Bombay Potatoes are a tasty accompaniment to a curry and very easy to make. Best enjoyed fresh, they don’t reheat very well.
400g potatoes (peeled)
4 tablespoons sunflower oil
1/2 teaspoon mustard seeds
1/4 teaspoon turmeric powder
1/4 teaspoon chilli powder
3cm fresh ginger, grated or chopped very fine
Salt and pepper to taste
1. Cut the potatoes into quarters and lightly boil for 18 to 20 minutes until cooked but still firm.
2. Drain and cut into large bite-sized chunks.
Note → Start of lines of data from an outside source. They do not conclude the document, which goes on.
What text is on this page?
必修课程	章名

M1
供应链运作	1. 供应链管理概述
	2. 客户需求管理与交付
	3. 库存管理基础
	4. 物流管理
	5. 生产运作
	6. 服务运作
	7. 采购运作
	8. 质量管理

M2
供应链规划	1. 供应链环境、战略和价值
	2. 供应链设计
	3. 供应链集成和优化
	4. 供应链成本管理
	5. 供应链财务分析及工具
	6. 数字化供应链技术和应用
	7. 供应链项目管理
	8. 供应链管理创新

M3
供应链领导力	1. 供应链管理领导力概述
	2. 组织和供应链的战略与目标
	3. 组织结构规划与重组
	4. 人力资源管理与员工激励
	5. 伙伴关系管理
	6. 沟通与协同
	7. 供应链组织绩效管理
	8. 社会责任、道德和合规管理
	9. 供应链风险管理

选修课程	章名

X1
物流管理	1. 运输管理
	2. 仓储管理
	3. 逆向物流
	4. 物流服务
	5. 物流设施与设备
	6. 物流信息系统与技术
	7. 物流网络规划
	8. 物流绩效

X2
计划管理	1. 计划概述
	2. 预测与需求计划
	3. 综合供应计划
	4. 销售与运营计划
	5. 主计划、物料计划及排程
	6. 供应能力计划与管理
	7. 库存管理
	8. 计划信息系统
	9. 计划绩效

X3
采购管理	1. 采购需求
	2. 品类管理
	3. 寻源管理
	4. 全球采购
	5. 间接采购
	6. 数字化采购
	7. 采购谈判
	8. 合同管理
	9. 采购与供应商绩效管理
3. Heat the oil in a frying pan to a medium heat and throw a couple of the mustard seeds into the oil – if it is hot enough they will pop. Have a pan lid to the ready in case they start popping out and throw in the remaining mustard seeds.
4. Add the chilli powder, turmeric and ginger and fry stirring constantly for 1 minute.
5. Gently add the potatoes being careful not to break them. Let them cook for two minutes without turning.
6. Turn the potatoes and cook for another two minutes and spoon the oil over the potatoes while they are cooking so that they are thoroughly covered.
7. Repeat until golden brown then remove from the oil and allow to drain on a power towel.